Une Catastrophe Écologique à Amami Ōshima
Le désastre écologique provoqué par l’introduction de la mangouste sur l’île japonaise d’Amami Ōshima dans les années 1970 illustre parfaitement les conséquences imprévues des mesures de conservation impulsives. En 1979, après la redécouverte du lapin d’Amami, considéré comme un “fossile vivant”, les autorités ont décidé de lutter contre la population de serpents habu (Trimeresurus flavoviridis), responsable de la menace pour cette espèce endémique.
Introduction de la Mangouste
Pour contrer ce danger, le gouvernement japonais a introduit environ 30 mangoustes sur l’île. L’objectif semblait simple : ces prédateurs naturels des serpents réduiraient leur nombre, sécurisant ainsi l’environnement. Cependant, cette stratégie s’est avérée désastreuse, car la mangouste est principalement diurne, ce qui ne lui permet pas de chasser les serpents nocturnes. Par conséquent, les serpents habu ont continué à proliférer.
Impact Écologique Dévastateur
Au lieu de réduire la population de serpents, les mangoustes ont commencé à s’attaquer à une variété d’espèces natives, perturbant ainsi l’équilibre écologique de l’île. Parmi les victimes de ce phénomène, le lapin d’Amami, découvert quelques mois auparavant, a vu ses chances de survie gravement compromise. Cette situation a été désastreuse pour la biodiversité locale.
Une Surpopulation Inattendue
Au fil du temps, la population de mangoustes a explosé, atteignant des chiffres alarmants, avec environ 10 000 individus recensés au début des années 2000. Face à cette nouvelle menace, des mesures de contrôle ont été mises en place. En 1993, un projet de piégeage intensif a été lancé, visant à réduire la population de mangoustes, en plaçant plus de 30 000 pièges sur l’île.
Efforts de Conservation et Résultats
Les citoyens se sont également mobilisés, formant le groupe « Amami Mongoose Busters », spécialisé dans la capture des mangoustes.
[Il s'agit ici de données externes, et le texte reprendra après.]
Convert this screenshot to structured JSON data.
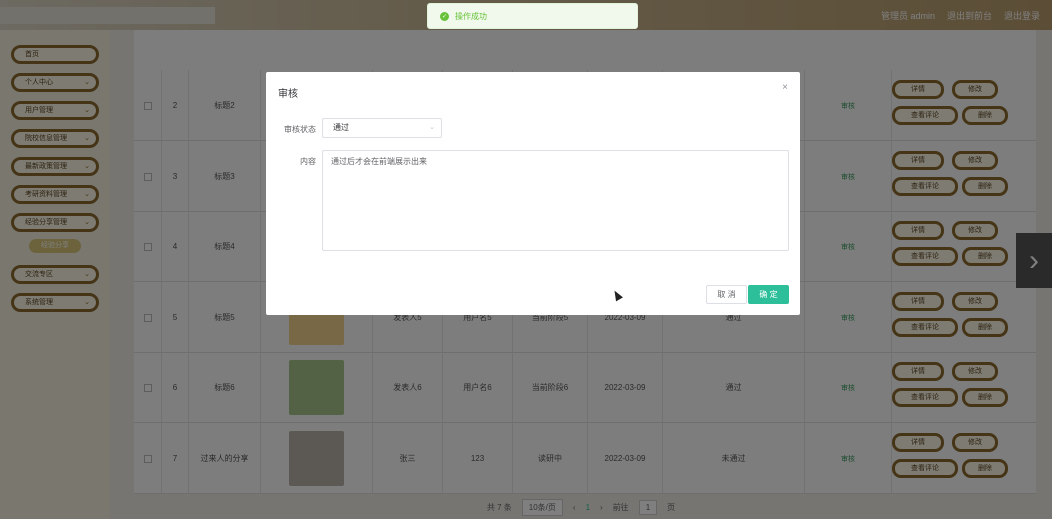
{
  "header": {
    "links": [
      "管理员 admin",
      "退出到前台",
      "退出登录"
    ]
  },
  "sidebar": {
    "items": [
      "首页",
      "个人中心",
      "用户管理",
      "院校信息管理",
      "最新政策管理",
      "考研资料管理",
      "经验分享管理",
      "经验分享",
      "交流专区",
      "系统管理"
    ]
  },
  "table": {
    "rows": [
      {
        "num": "2",
        "title": "标题2",
        "author": "",
        "user": "",
        "stage": "",
        "date": "",
        "status": "",
        "tag": "审核"
      },
      {
        "num": "3",
        "title": "标题3",
        "author": "",
        "user": "",
        "stage": "",
        "date": "",
        "status": "",
        "tag": "审核"
      },
      {
        "num": "4",
        "title": "标题4",
        "author": "",
        "user": "",
        "stage": "",
        "date": "",
        "status": "",
        "tag": "审核"
      },
      {
        "num": "5",
        "title": "标题5",
        "author": "发表人5",
        "user": "用户名5",
        "stage": "当前阶段5",
        "date": "2022-03-09",
        "status": "通过",
        "tag": "审核"
      },
      {
        "num": "6",
        "title": "标题6",
        "author": "发表人6",
        "user": "用户名6",
        "stage": "当前阶段6",
        "date": "2022-03-09",
        "status": "通过",
        "tag": "审核"
      },
      {
        "num": "7",
        "title": "过来人的分享",
        "author": "张三",
        "user": "123",
        "stage": "读研中",
        "date": "2022-03-09",
        "status": "未通过",
        "tag": "审核"
      }
    ],
    "ops": {
      "detail": "详情",
      "edit": "修改",
      "comments": "查看评论",
      "delete": "删除"
    }
  },
  "pager": {
    "total": "共 7 条",
    "size": "10条/页",
    "page": "1",
    "goto_label": "前往",
    "goto_value": "1",
    "page_suffix": "页"
  },
  "toast": {
    "text": "操作成功"
  },
  "dialog": {
    "title": "审核",
    "status_label": "审核状态",
    "status_value": "通过",
    "content_label": "内容",
    "content_value": "通过后才会在前端展示出来",
    "cancel": "取 消",
    "confirm": "确 定"
  },
  "colors": {
    "accent": "#2dbf9a",
    "brand": "#8b6a2c",
    "success": "#67c23a"
  }
}
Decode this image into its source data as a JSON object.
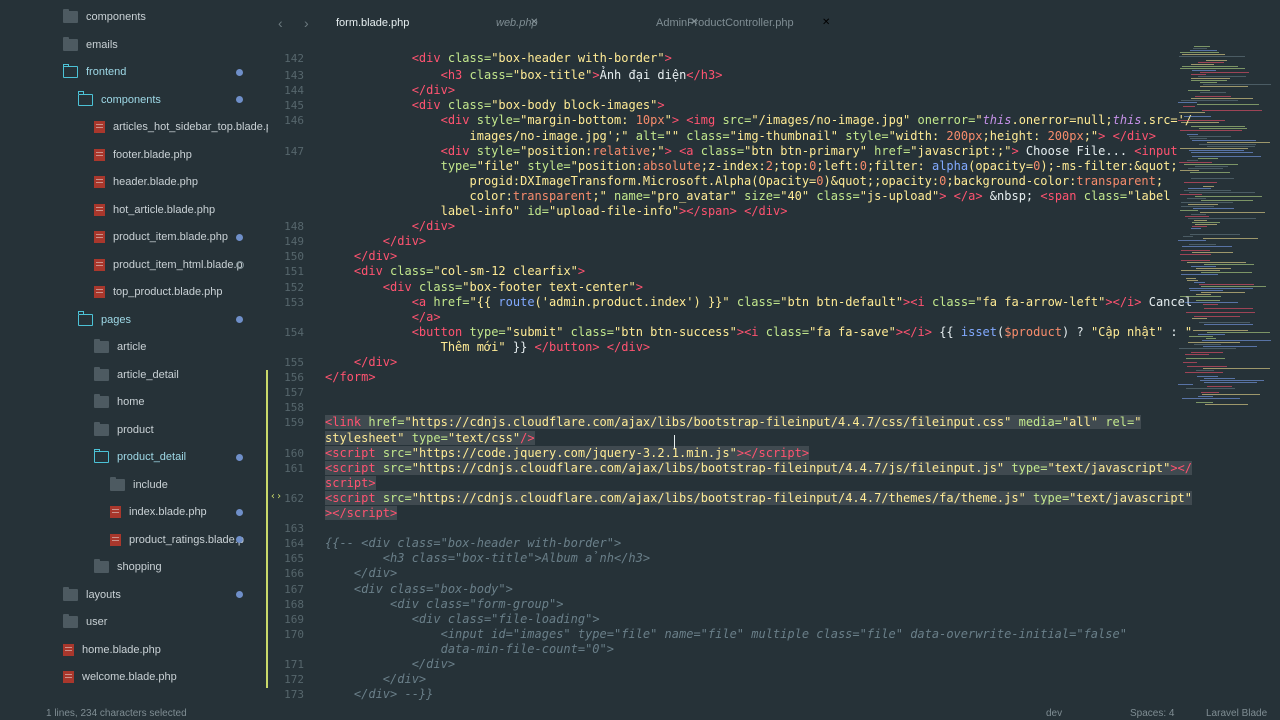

Cependant, malgré ces efforts, l’élimination totale de ces envahisseurs a pris des décennies.
Le Calvaire de la Réhabilitation
En avril 2018, la dernière mangouste a été capturée, et depuis, aucune capture n’a été signalée. Les experts estiment que le taux d’éradication pourrait être compris entre 98,8 % et 99,8 %. Le 3 septembre 2024, le ministère de l’Environnement du Japon a officiellement annoncé l’éradication des mangoustes non indigènes sur l’île, reconnaissant ainsi l’ampleur du désastre de 1979.
Leçons à Tirer
Ce cas constitue un avertissement quant aux dangers de l’introduction d’espèces dans un écosystème fragile. Bien que la conservation soit primordiale, les stratégies doivent être soigneusement évaluées pour éviter des conséquences irréparables.
Conclusion
Des décennies après l’introduction des mangoustes, l’île d’Amami Ōshima reprend lentement son équilibre écologique. Le gouvernement a annoncé qu’il continuera à surveiller la situation pour prévenir toute nouvelle invasion, démontrant ainsi l’importance de la vigilance dans les efforts de conservation.